The best data comes from repeating beach clean ups so you can see how much new plastic is washed up each time. This can tell you whether local efforts to reduce plastic waste are working, or whether plastics from far away are washing up on your shores in varying numbers. Since plastics and other floating debris are impacted by the season and weather, we recommend doing yearly beach clean ups in the same month each year. For high resolution data about your area, doing a clean up once a week for a period of time will give you more accurate loading data than doing yearly clean ups. Choose a timeline that best suits your resources and what you want to know.

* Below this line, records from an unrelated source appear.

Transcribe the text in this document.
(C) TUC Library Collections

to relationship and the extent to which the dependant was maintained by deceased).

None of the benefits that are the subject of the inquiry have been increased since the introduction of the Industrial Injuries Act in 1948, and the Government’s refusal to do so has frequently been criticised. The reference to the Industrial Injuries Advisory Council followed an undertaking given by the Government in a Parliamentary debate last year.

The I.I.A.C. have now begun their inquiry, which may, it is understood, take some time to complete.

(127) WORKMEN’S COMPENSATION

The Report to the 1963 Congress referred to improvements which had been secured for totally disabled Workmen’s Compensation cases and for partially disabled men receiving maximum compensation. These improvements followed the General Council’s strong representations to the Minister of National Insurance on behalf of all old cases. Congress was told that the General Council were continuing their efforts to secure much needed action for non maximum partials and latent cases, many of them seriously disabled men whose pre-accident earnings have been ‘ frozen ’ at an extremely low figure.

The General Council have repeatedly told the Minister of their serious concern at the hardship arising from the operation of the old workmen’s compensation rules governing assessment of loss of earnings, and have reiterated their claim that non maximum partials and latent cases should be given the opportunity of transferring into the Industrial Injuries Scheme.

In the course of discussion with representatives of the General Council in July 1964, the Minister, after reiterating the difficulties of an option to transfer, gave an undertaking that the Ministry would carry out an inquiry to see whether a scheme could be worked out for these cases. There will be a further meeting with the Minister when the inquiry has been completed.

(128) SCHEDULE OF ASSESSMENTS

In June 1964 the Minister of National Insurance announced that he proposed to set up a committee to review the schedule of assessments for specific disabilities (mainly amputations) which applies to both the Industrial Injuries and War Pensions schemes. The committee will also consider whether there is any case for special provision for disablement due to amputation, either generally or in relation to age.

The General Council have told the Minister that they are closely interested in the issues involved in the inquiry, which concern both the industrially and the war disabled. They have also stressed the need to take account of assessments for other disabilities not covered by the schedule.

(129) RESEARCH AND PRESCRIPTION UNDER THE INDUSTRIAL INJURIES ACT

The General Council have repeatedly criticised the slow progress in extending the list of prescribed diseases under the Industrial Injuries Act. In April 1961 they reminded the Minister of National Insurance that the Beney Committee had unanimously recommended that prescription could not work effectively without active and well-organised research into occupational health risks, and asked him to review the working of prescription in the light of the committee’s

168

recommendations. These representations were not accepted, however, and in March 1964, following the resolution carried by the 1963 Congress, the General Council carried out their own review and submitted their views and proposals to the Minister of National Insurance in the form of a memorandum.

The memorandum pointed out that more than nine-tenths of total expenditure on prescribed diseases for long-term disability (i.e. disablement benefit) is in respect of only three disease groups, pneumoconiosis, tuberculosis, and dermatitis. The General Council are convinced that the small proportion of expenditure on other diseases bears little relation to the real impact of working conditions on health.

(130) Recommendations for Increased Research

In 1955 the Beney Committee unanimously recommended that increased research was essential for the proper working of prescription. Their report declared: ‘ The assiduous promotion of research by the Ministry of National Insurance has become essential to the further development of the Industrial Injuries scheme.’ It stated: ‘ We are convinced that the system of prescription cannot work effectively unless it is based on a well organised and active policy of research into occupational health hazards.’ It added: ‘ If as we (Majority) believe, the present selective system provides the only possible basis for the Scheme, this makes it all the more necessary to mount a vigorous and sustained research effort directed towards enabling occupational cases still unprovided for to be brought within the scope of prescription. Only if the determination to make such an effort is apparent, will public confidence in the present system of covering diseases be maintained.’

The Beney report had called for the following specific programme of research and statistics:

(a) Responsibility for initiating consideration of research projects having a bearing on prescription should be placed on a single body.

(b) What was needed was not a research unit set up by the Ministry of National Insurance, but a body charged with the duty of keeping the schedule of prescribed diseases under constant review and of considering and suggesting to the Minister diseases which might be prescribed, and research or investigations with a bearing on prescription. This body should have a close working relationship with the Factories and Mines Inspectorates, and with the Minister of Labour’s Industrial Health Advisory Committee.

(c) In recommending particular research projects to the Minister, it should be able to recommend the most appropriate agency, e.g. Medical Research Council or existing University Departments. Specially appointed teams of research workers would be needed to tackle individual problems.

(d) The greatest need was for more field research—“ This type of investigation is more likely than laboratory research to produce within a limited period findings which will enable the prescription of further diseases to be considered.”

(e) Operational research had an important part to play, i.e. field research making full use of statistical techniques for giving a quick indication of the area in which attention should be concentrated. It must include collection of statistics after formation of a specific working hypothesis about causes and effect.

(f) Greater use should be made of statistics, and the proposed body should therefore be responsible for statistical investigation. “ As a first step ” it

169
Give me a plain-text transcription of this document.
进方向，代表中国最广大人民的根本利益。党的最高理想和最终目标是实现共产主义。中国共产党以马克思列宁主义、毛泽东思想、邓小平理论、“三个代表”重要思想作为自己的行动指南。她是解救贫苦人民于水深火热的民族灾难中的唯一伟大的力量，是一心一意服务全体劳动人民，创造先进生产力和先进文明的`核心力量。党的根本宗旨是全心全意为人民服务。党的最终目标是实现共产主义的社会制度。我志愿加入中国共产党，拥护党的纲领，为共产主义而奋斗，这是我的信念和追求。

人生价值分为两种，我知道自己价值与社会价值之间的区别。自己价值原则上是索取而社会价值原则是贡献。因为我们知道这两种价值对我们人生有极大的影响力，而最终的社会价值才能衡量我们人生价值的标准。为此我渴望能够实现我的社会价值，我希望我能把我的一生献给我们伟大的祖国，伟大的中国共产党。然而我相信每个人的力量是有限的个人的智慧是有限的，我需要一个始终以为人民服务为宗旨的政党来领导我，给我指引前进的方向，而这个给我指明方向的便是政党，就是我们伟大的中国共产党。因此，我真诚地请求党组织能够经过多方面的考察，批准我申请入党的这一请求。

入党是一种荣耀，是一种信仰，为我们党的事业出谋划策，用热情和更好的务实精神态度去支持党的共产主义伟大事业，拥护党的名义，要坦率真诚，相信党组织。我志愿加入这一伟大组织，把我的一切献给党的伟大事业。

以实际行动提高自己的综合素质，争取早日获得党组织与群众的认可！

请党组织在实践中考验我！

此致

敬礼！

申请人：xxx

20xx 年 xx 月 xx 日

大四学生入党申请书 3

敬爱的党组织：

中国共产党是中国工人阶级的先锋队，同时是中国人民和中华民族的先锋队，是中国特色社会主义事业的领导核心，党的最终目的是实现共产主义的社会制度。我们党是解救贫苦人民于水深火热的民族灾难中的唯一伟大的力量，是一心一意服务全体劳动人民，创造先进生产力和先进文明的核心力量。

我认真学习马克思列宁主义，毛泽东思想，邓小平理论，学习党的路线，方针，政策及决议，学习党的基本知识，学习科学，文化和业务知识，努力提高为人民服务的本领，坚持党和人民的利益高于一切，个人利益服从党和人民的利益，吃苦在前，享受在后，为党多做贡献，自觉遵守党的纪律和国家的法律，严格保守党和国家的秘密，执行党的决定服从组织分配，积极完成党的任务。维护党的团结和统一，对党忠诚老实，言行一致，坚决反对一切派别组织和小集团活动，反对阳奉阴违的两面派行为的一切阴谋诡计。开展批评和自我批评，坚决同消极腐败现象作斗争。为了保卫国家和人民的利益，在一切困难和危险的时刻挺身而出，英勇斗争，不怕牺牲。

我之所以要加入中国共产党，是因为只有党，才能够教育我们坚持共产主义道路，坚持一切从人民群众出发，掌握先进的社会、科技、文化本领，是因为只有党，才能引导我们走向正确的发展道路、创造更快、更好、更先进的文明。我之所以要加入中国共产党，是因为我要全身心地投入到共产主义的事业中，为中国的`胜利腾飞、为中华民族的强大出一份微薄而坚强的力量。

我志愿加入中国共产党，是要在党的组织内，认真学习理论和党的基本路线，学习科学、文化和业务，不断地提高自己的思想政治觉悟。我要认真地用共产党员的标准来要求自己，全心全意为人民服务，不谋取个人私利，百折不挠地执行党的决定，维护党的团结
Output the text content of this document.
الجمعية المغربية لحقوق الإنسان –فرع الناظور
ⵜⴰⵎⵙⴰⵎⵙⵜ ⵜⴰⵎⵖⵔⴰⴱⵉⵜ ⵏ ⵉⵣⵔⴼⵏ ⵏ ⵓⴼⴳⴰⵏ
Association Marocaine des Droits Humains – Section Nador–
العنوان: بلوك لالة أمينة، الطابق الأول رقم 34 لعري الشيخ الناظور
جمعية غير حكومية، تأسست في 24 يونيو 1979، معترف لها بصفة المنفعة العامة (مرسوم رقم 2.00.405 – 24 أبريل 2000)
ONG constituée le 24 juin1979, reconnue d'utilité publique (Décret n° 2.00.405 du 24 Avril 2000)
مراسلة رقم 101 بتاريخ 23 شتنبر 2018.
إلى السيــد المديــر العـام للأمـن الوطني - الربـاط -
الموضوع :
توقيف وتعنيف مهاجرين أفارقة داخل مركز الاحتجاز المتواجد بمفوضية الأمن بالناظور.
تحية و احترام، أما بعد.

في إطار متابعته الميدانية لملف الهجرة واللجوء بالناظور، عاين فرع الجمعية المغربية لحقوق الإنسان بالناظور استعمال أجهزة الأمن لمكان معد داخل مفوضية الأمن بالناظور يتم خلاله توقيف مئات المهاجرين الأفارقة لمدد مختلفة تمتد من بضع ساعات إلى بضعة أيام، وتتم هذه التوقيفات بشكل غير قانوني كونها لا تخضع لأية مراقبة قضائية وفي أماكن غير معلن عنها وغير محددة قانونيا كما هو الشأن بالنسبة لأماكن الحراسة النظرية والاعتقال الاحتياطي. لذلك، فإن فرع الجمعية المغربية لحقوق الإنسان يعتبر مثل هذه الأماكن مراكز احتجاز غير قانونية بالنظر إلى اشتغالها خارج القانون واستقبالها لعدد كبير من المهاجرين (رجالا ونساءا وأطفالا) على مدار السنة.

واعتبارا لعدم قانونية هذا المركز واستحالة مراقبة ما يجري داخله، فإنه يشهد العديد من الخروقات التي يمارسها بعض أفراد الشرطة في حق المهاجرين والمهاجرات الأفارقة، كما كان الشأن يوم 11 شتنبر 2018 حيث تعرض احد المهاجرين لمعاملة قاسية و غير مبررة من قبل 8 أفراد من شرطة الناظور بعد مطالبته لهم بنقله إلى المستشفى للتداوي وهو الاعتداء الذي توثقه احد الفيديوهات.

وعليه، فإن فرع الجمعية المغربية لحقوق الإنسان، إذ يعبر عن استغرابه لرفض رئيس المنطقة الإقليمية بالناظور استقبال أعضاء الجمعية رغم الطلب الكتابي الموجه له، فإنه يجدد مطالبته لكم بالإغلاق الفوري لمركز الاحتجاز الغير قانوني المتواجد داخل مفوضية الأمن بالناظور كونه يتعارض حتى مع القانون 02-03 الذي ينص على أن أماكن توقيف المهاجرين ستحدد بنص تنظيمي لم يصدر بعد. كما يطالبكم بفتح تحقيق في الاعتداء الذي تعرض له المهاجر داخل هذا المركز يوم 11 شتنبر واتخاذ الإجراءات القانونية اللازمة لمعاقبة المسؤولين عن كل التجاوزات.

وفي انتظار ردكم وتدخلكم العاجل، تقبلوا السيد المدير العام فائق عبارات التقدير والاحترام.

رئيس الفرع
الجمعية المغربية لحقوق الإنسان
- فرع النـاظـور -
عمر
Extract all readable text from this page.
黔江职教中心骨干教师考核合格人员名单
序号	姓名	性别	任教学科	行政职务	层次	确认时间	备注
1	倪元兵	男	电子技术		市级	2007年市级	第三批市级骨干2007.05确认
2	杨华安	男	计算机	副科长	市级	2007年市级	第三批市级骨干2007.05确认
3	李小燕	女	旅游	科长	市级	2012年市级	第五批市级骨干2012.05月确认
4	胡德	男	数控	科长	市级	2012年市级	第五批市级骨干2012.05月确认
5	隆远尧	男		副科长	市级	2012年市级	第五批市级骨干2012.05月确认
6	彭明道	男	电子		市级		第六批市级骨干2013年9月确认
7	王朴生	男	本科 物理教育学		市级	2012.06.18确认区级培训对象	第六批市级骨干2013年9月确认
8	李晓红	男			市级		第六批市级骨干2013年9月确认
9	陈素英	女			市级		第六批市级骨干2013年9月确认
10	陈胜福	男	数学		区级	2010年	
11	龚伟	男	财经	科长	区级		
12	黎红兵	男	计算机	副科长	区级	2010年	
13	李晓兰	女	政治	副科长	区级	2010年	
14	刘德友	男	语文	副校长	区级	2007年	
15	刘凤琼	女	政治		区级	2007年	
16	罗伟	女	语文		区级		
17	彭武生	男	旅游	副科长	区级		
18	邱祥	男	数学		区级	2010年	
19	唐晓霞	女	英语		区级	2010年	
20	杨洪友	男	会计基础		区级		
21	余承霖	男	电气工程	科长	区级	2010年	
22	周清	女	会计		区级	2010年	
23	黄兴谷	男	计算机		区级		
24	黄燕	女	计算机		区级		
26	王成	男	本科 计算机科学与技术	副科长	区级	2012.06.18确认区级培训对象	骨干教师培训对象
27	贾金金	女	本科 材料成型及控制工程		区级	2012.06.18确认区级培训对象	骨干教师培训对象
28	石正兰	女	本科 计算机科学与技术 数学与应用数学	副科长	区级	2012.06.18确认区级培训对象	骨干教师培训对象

How to do a scientific beach survey
1. Before arriving at the site, check local tide tables and plan to arrive at your site during low tide. Upload the Marine Debris Tracker to a WiFi-enabled phone or tablet and create a user account (free and fast, and one group can use the same account or the public account). When you test the app, be sure to delete any entries or they will upload to the public database.
2. Choose where the “edges” of your beach are using landmarks, flags, or stakes. Make sure everyone in the group knows the area you will be cleaning. Also decide how high up the shoreline you will be picking. If you are repeating the clean up, keep these edges the same each year.
3. Choose a walking pattern. Surveyors should traverse the survey area in a per-determined walking pattern
until the entire site is cleared of marine debris. If you have many volunteers, divide the beach into sections and have each person or pair of people walk the pattern within their area.
4. Choose a minimum debris size. This size is required to keep surveyors counting the same size items and to help keep the survey results uniform. A quarter is about 2.5cm. You can always pick up smaller items, but not log them. Keep this size the same each year.
5. The easiest way to pick up trash and log items is to work in pairs. One person picks up items and puts them in a trash bag while s/he calls out the object, and the other person logs the item in the Marine Debris Tracker. Even if the phone or table is not hooked up to the Internet or SMS, the app will geotag each item. So it is important to log the items at the beach. You can log items that aren’t plastic as well. You can take photographs and add comments to items if you’d like. You can view your logged data when you press View & Submit. You can continually submit data if you’re connected to WiFi or cellular service, or if you’d prefer, you can submit once you are home. The data will remain geo-tagged where you added items.
6. Reuse, recycle, or dispose of your collected items. Keep in mind that the longer something has been in the ocean, the more its density changes, so things that are in the ocean for a long time are less optimal to recycle because they had different properties than the rest of the plastics.
7. You can find your data on the Marine Debris Tracker Website. You can also look at other data collected in your area.